Im klimatisch begünstigten Oberrheinischen Tiefland, das sich über eine Breite von 20 Kilometern vom Rheinufer bis zu den Hängen der Vogesen erstreckt, wird intensive Landwirtschaft betrieben. Wichtigste Anbauprodukte sind Weizen, Zuckerrüben, Tabak und Hopfen. In der Vorhügelzone, dem Übergangsbereich zu den Vogesen, spielen Obst- und Weinbau eine bedeutende Rolle. In den Tälern ist die Milchwirtschaft vorherrschend. Die Industrie hat vor allem mit dem Ausbau des Rhein-Rhône-Kanals und des Rheinseitenkanals einen Aufschwung genommen. Sie konzentriert sich auf die größeren Städte und das Rheingebiet. Wichtigste Produktionszweige sind Fahrzeug- und Maschinenbau sowie Textil-, Papier-, Nahrungs- und Genussmittelindustrie. Auf Basis der Kalivorkommen bei Mülhausen hat sich eine eigene chemische Industrie entwickelt. Auch der ganzjährige Fremdenverkehr ist eine wichtige Einnahmequelle für die Region.

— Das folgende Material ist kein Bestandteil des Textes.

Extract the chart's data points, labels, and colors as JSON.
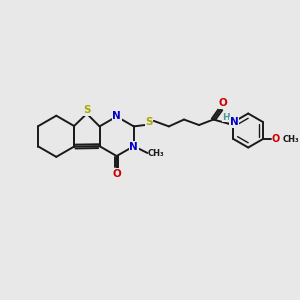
{
  "background_color": "#e8e8e8",
  "bond_color": "#1a1a1a",
  "atom_colors": {
    "S": "#aaaa00",
    "N": "#0000cc",
    "O": "#cc0000",
    "C": "#1a1a1a",
    "H": "#4a9999"
  }
}
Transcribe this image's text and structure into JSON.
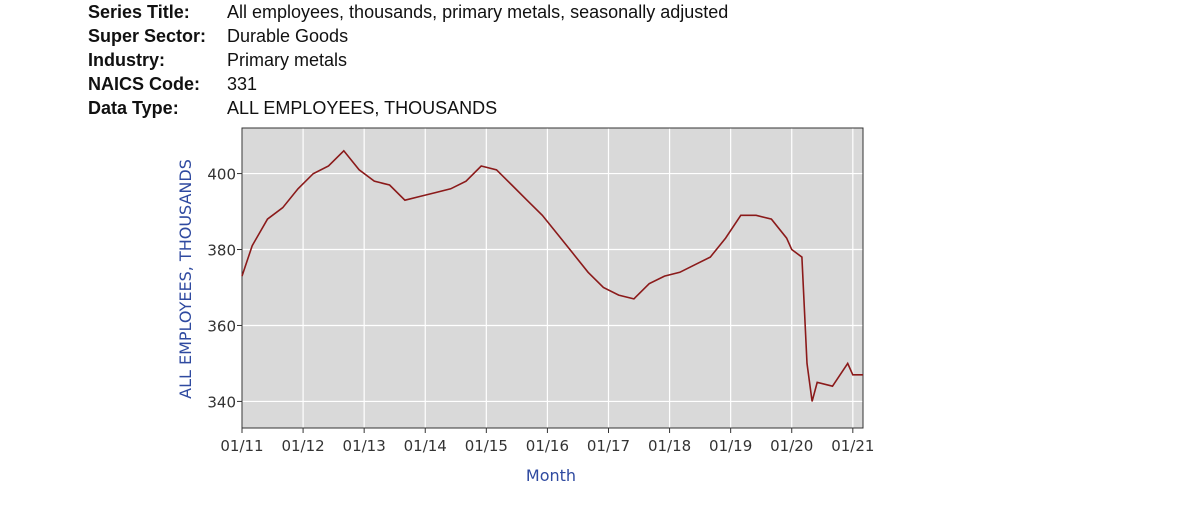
{
  "meta": {
    "series_title_label": "Series Title:",
    "series_title_value": "All employees, thousands, primary metals, seasonally adjusted",
    "super_sector_label": "Super Sector:",
    "super_sector_value": "Durable Goods",
    "industry_label": "Industry:",
    "industry_value": "Primary metals",
    "naics_label": "NAICS Code:",
    "naics_value": "331",
    "data_type_label": "Data Type:",
    "data_type_value": "ALL EMPLOYEES, THOUSANDS"
  },
  "colors": {
    "plot_bg": "#d9d9d9",
    "line": "#8b1a1a",
    "grid": "#ffffff",
    "axis_title": "#2f4aa0"
  },
  "chart_data": {
    "type": "line",
    "title": "",
    "xlabel": "Month",
    "ylabel": "ALL EMPLOYEES, THOUSANDS",
    "grid": true,
    "ylim": [
      333,
      412
    ],
    "xlim": [
      "2011-01",
      "2021-03"
    ],
    "x_ticks": [
      "01/11",
      "01/12",
      "01/13",
      "01/14",
      "01/15",
      "01/16",
      "01/17",
      "01/18",
      "01/19",
      "01/20",
      "01/21"
    ],
    "y_ticks": [
      "340",
      "360",
      "380",
      "400"
    ],
    "series": [
      {
        "x": [
          "2011-01",
          "2011-03",
          "2011-06",
          "2011-09",
          "2011-12",
          "2012-03",
          "2012-06",
          "2012-09",
          "2012-12",
          "2013-03",
          "2013-06",
          "2013-09",
          "2013-12",
          "2014-03",
          "2014-06",
          "2014-09",
          "2014-12",
          "2015-03",
          "2015-06",
          "2015-09",
          "2015-12",
          "2016-03",
          "2016-06",
          "2016-09",
          "2016-12",
          "2017-03",
          "2017-06",
          "2017-09",
          "2017-12",
          "2018-03",
          "2018-06",
          "2018-09",
          "2018-12",
          "2019-03",
          "2019-06",
          "2019-09",
          "2019-12",
          "2020-01",
          "2020-03",
          "2020-04",
          "2020-05",
          "2020-06",
          "2020-09",
          "2020-12",
          "2021-01",
          "2021-03"
        ],
        "values": [
          373,
          381,
          388,
          391,
          396,
          400,
          402,
          406,
          401,
          398,
          397,
          393,
          394,
          395,
          396,
          398,
          402,
          401,
          397,
          393,
          389,
          384,
          379,
          374,
          370,
          368,
          367,
          371,
          373,
          374,
          376,
          378,
          383,
          389,
          389,
          388,
          383,
          380,
          378,
          350,
          340,
          345,
          344,
          350,
          347,
          347
        ]
      }
    ]
  }
}
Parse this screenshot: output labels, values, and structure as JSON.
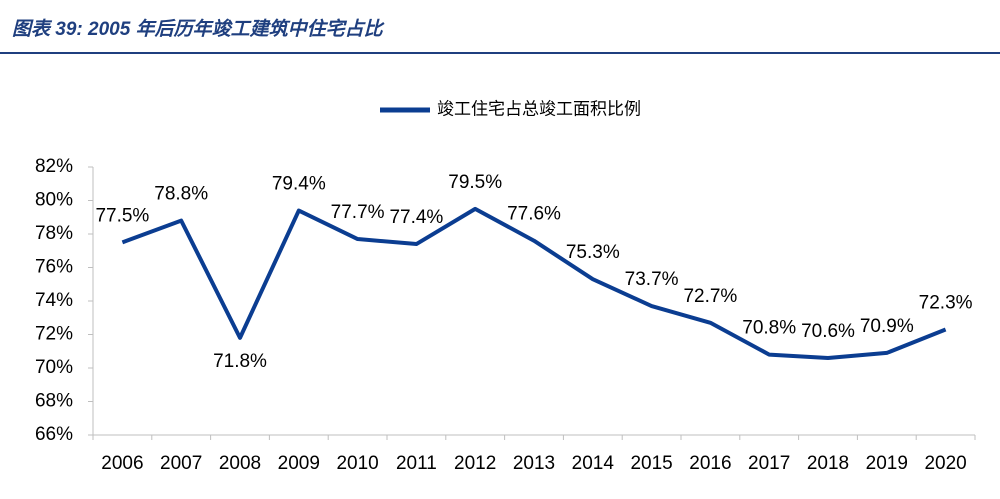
{
  "chart_data": {
    "type": "line",
    "title": "图表 39: 2005 年后历年竣工建筑中住宅占比",
    "categories": [
      "2006",
      "2007",
      "2008",
      "2009",
      "2010",
      "2011",
      "2012",
      "2013",
      "2014",
      "2015",
      "2016",
      "2017",
      "2018",
      "2019",
      "2020"
    ],
    "series": [
      {
        "name": "竣工住宅占总竣工面积比例",
        "color": "#0b3d91",
        "values": [
          77.5,
          78.8,
          71.8,
          79.4,
          77.7,
          77.4,
          79.5,
          77.6,
          75.3,
          73.7,
          72.7,
          70.8,
          70.6,
          70.9,
          72.3
        ],
        "value_labels": [
          "77.5%",
          "78.8%",
          "71.8%",
          "79.4%",
          "77.7%",
          "77.4%",
          "79.5%",
          "77.6%",
          "75.3%",
          "73.7%",
          "72.7%",
          "70.8%",
          "70.6%",
          "70.9%",
          "72.3%"
        ]
      }
    ],
    "ylim": [
      66,
      82
    ],
    "yticks": [
      {
        "value": 66,
        "label": "66%"
      },
      {
        "value": 68,
        "label": "68%"
      },
      {
        "value": 70,
        "label": "70%"
      },
      {
        "value": 72,
        "label": "72%"
      },
      {
        "value": 74,
        "label": "74%"
      },
      {
        "value": 76,
        "label": "76%"
      },
      {
        "value": 78,
        "label": "78%"
      },
      {
        "value": 80,
        "label": "80%"
      },
      {
        "value": 82,
        "label": "82%"
      }
    ],
    "legend": "top"
  }
}
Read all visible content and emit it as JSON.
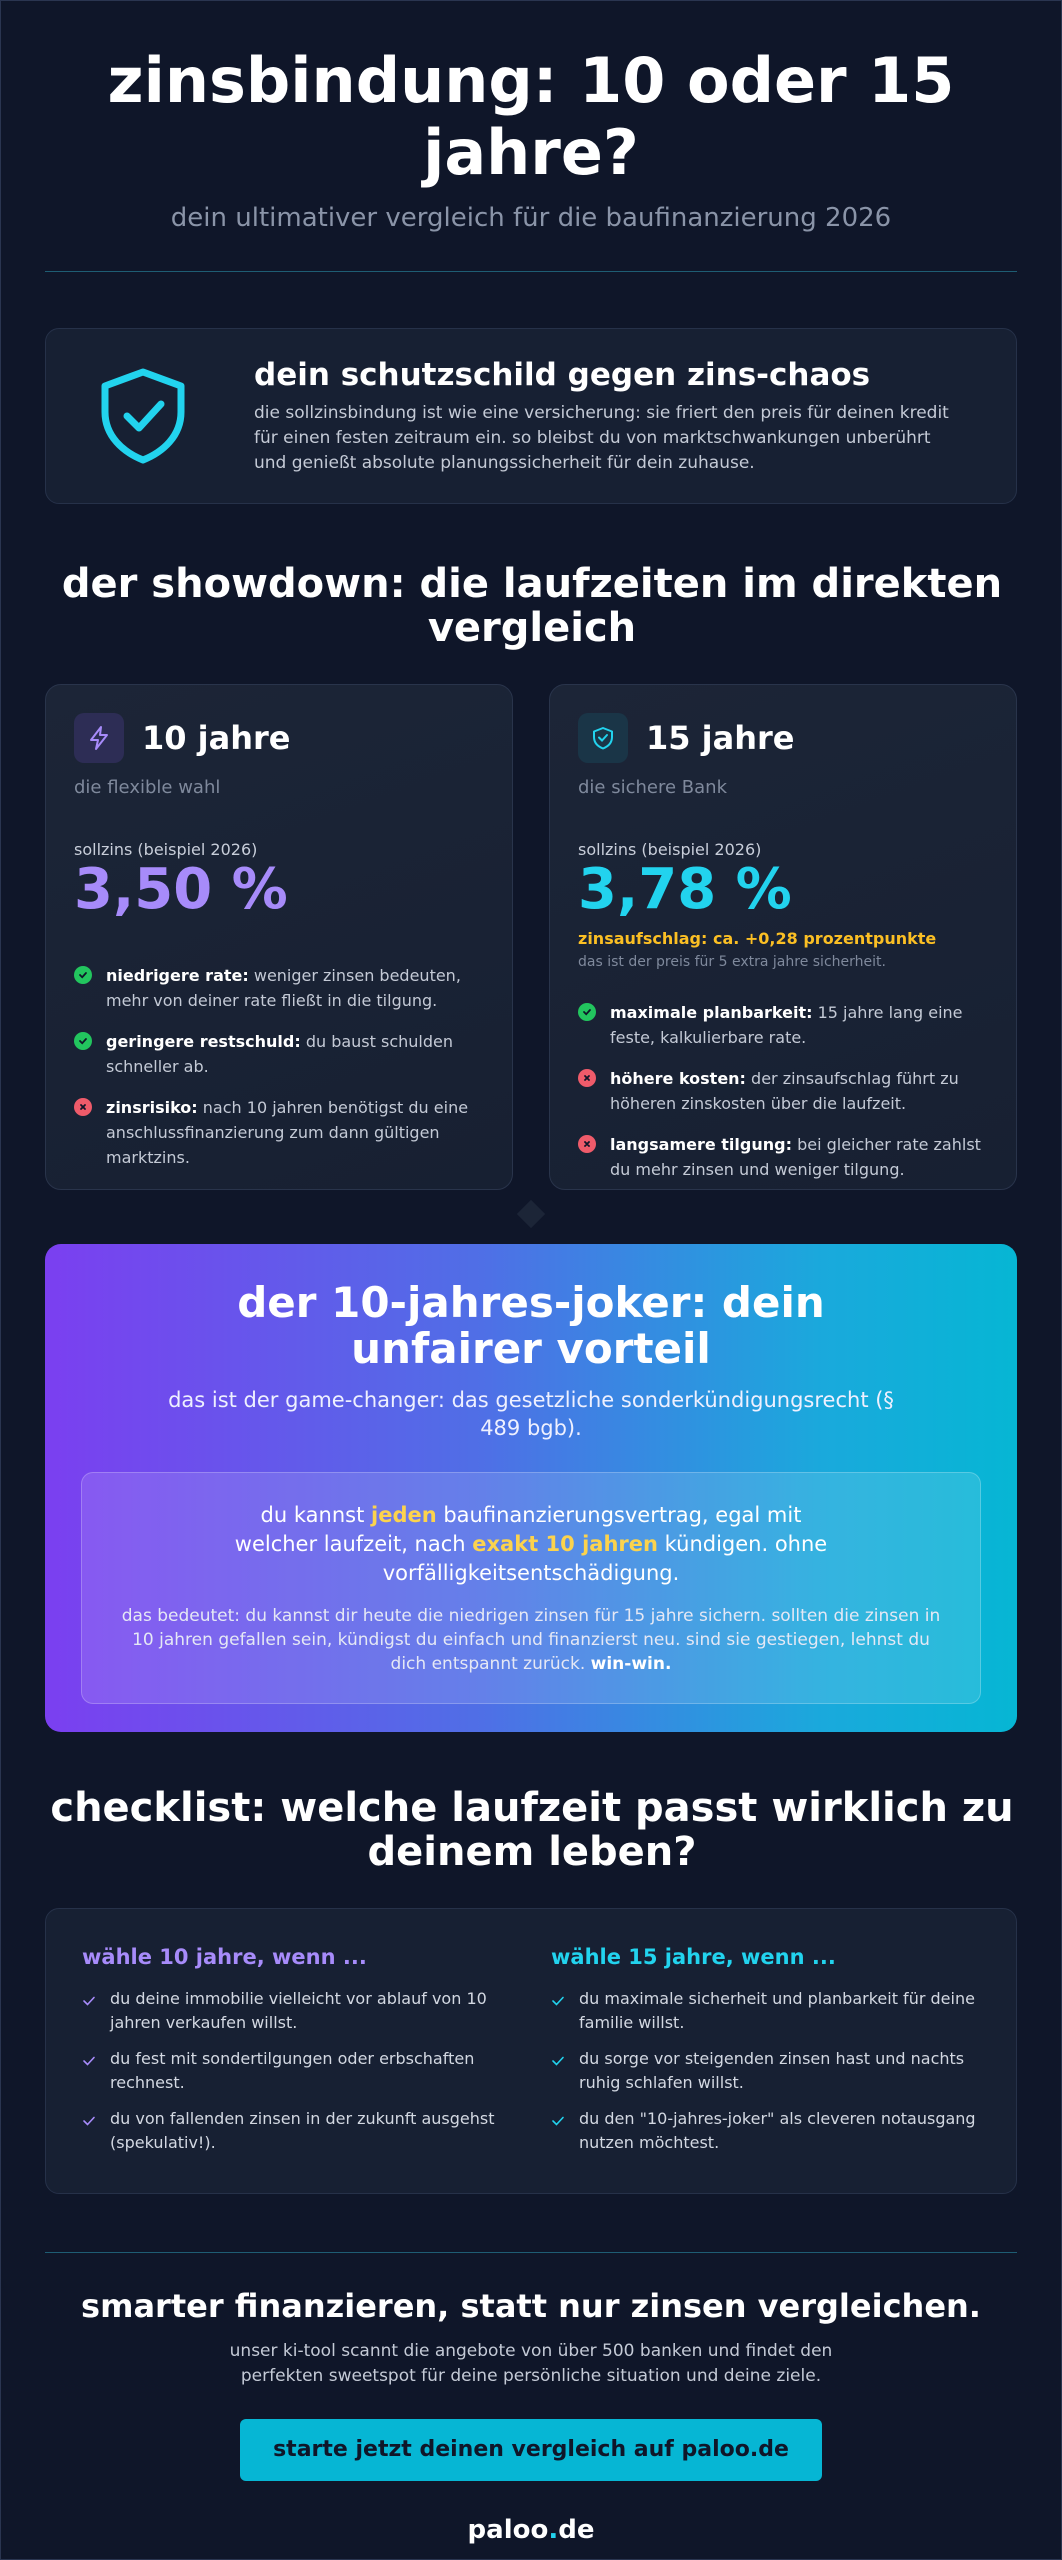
{
  "header": {
    "title": "zinsbindung: 10 oder 15 jahre?",
    "subtitle": "dein ultimativer vergleich für die baufinanzierung 2026"
  },
  "shield_card": {
    "icon": "shield-check-icon",
    "title": "dein schutzschild gegen zins-chaos",
    "text": "die sollzinsbindung ist wie eine versicherung: sie friert den preis für deinen kredit für einen festen zeitraum ein. so bleibst du von marktschwankungen unberührt und genießt absolute planungssicherheit für dein zuhause."
  },
  "showdown": {
    "title": "der showdown: die laufzeiten im direkten vergleich",
    "plans": [
      {
        "icon": "lightning-icon",
        "name": "10 jahre",
        "tagline": "die flexible wahl",
        "rate_label": "sollzins (beispiel 2026)",
        "rate": "3,50 %",
        "points": [
          {
            "type": "pro",
            "bold": "niedrigere rate:",
            "text": " weniger zinsen bedeuten, mehr von deiner rate fließt in die tilgung."
          },
          {
            "type": "pro",
            "bold": "geringere restschuld:",
            "text": " du baust schulden schneller ab."
          },
          {
            "type": "con",
            "bold": "zinsrisiko:",
            "text": " nach 10 jahren benötigst du eine anschlussfinanzierung zum dann gültigen marktzins."
          }
        ]
      },
      {
        "icon": "shield-check-icon",
        "name": "15 jahre",
        "tagline": "die sichere Bank",
        "rate_label": "sollzins (beispiel 2026)",
        "rate": "3,78 %",
        "surcharge": "zinsaufschlag: ca. +0,28 prozentpunkte",
        "surcharge_note": "das ist der preis für 5 extra jahre sicherheit.",
        "points": [
          {
            "type": "pro",
            "bold": "maximale planbarkeit:",
            "text": " 15 jahre lang eine feste, kalkulierbare rate."
          },
          {
            "type": "con",
            "bold": "höhere kosten:",
            "text": " der zinsaufschlag führt zu höheren zinskosten über die laufzeit."
          },
          {
            "type": "con",
            "bold": "langsamere tilgung:",
            "text": " bei gleicher rate zahlst du mehr zinsen und weniger tilgung."
          }
        ]
      }
    ]
  },
  "joker": {
    "title": "der 10-jahres-joker: dein unfairer vorteil",
    "lead": "das ist der game-changer: das gesetzliche sonderkündigungsrecht (§ 489 bgb).",
    "big_1": "du kannst ",
    "big_hl_1": "jeden",
    "big_2": " baufinanzierungsvertrag, egal mit welcher laufzeit, nach ",
    "big_hl_2": "exakt 10 jahren",
    "big_3": " kündigen. ohne vorfälligkeitsentschädigung.",
    "small": "das bedeutet: du kannst dir heute die niedrigen zinsen für 15 jahre sichern. sollten die zinsen in 10 jahren gefallen sein, kündigst du einfach und finanzierst neu. sind sie gestiegen, lehnst du dich entspannt zurück. ",
    "small_bold": "win-win."
  },
  "checklist": {
    "title": "checklist: welche laufzeit passt wirklich zu deinem leben?",
    "columns": [
      {
        "heading": "wähle 10 jahre, wenn ...",
        "items": [
          "du deine immobilie vielleicht vor ablauf von 10 jahren verkaufen willst.",
          "du fest mit sondertilgungen oder erbschaften rechnest.",
          "du von fallenden zinsen in der zukunft ausgehst (spekulativ!)."
        ]
      },
      {
        "heading": "wähle 15 jahre, wenn ...",
        "items": [
          "du maximale sicherheit und planbarkeit für deine familie willst.",
          "du sorge vor steigenden zinsen hast und nachts ruhig schlafen willst.",
          "du den \"10-jahres-joker\" als cleveren notausgang nutzen möchtest."
        ]
      }
    ]
  },
  "footer": {
    "title": "smarter finanzieren, statt nur zinsen vergleichen.",
    "text": "unser ki-tool scannt die angebote von über 500 banken und findet den perfekten sweetspot für deine persönliche situation und deine ziele.",
    "cta": "starte jetzt deinen vergleich auf paloo.de",
    "brand_name": "paloo",
    "brand_dot": ".",
    "brand_tld": "de"
  },
  "colors": {
    "background": "#0f1629",
    "violet_accent": "#a78bfa",
    "cyan_accent": "#22d3ee",
    "highlight_yellow": "#fbbf24",
    "pro_green": "#22c55e",
    "con_red": "#ef5b6a"
  }
}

Caesar eroberte das ursprünglich keltische Gebiet 58 v. Chr. Nach 260 besetzten es Alemannen, die 496 von den Franken abgelöst wurden. Zur Zeit der Staufer war das Elsass ein Kerngebiet der kaiserlichen Macht. 925 fiel es an das deutsche Herzogtum Schwaben und wurde in das Heilige Römische Reich eingegliedert, dem es fast 800 Jahre lang angehörte. Im Spätmittelalter war es stark zersplittert. Die Macht teilten sich zu dieser Zeit die Grafen von Habsburg als wichtigste weltliche Herren, die schon seit 1135 das obere Elsass (Sundgau) besaßen, und der Bischof von Straßburg als bedeutendster kirchlicher Vertreter. Er herrschte bereits seit 1359 über die Landgrafschaft im unteren Elsass. Durch den Westfälischen Frieden von 1648, der den Dreißigjährigen Krieg beendete, fiel das Elsass an Frankreich. Bis zur Französischen Revolution war die Region eine Provinz des Königreiches Frankreich. Danach wurde sie in die Departements Bas-Rhin und Haut-Rhin aufgeteilt. Nach dem Deutsch-Französischen Krieg (1870/71) wurden diese Departements zusammen mit einem Teil von Lothringen in das Deutsche Reich eingegliedert (zur jüngeren Geschichte siehe Elsass-Lothringen).